About Horizon 2020 Programme
Horizon 2020 is the biggest EU Research and Innovation program ever with nearly EUR80 billion of funding available over seven years (2014 to 2020). It promises more breakthroughs, discoveries and world-firsts by taking great ideas from the lab to the market. The project is funded as part of societal challenges "personalizing health and care" in a specific call about innovative treatments and technologies. New therapies, such as gene or cell therapies, often require technological innovation in the form of development of specific component tools and techniques such as isolation and multiplication of a cell or development of a scaffold, delivery of the therapy to the patient and for following-up the effect of the therapy in the patient. In particular, achieving therapeutic scale production and GMP standards at reasonable cost is often underestimated. The European Union aims to improve the development of advanced methods and devices for targeted and controlled delivery, and to bring these innovative treatments to the patient.
HemAcure is the name of the consortium developing a product for hemophilia A. This project has received funding from the European Union's Horizon 2020 research and innovation program under grant agreement No 667421. The consortium members include the University Hospital Wurzburg (Coordinating Institute), IMS - Integrierte Management Systeme in Heppenheim, Germany, Universita del Piemonte Orientale "Amedeo Avogadro," Loughborough University, GABO:mi Gesellschaft für Ablauforganisation: milliarium mbH & Co. and Sernova Corp. The main objective of the HemAcure project is to develop and refine the tools and technologies for a novel ex vivo prepared cell based therapy within Sernova's prevascularized Cell Pouch to treat this bleeding disorder that should ultimately lead to improved quality of life of the patients.
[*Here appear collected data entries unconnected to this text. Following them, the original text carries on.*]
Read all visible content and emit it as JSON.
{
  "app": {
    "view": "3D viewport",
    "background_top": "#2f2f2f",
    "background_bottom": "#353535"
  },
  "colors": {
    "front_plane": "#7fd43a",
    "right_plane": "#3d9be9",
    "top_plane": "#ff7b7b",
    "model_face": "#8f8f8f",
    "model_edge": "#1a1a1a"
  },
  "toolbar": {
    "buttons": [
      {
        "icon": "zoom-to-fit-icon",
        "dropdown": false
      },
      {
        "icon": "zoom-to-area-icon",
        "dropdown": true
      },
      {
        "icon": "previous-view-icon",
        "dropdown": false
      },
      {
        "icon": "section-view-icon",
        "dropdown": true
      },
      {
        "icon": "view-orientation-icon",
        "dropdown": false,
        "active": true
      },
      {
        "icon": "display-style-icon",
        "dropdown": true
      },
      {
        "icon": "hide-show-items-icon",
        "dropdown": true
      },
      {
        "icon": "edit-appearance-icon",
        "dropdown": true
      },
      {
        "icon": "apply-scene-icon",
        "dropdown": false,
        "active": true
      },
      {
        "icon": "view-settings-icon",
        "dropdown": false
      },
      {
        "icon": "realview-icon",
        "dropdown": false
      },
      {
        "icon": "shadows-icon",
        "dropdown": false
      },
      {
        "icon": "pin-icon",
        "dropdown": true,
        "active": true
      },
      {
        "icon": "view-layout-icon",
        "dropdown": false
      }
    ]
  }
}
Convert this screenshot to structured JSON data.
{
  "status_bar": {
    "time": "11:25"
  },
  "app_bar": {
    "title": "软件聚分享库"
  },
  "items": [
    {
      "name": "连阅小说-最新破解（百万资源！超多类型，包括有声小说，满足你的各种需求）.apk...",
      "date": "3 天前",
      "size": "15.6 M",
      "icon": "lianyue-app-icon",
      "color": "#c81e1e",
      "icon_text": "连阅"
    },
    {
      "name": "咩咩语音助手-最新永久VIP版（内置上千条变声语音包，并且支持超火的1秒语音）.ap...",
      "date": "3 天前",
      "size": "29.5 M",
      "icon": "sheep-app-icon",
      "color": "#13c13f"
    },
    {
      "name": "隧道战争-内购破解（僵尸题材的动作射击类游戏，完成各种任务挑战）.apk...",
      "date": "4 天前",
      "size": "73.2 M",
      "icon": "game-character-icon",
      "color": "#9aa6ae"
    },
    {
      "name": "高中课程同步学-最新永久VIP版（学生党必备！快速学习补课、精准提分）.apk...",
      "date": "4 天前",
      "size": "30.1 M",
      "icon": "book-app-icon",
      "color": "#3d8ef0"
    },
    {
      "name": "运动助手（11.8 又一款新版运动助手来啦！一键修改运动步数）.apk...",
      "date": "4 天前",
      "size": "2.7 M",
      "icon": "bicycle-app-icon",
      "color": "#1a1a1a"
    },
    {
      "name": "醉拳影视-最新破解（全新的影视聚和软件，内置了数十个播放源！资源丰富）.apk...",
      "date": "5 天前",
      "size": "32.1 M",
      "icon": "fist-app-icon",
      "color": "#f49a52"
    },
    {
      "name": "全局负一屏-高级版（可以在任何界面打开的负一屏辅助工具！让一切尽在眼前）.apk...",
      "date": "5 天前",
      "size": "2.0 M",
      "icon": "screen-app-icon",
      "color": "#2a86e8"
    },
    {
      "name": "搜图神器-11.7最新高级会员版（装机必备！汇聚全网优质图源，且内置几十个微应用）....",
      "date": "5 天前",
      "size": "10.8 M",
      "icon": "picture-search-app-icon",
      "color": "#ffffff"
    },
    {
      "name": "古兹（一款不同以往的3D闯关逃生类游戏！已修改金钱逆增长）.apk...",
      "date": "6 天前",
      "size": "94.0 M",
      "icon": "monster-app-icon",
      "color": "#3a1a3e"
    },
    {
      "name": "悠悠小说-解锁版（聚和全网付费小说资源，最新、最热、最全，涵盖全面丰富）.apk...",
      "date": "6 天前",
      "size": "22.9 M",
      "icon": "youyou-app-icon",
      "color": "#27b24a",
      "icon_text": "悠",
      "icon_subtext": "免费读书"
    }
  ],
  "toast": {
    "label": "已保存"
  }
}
Sernova Corp is a clinical stage regenerative medicine Company developing medical technologies for the treatment of chronic debilitating metabolic diseases such as diabetes, blood disorders including hemophilia and other diseases treated through replacement of proteins or hormones missing or in short supply within the body. Sernova is developing the Cell Pouch™, an implantable medical device and therapeutic cells (donor, xenogeneic or stem cell derived therapeutic cells) which then release proteins and/or hormones as required.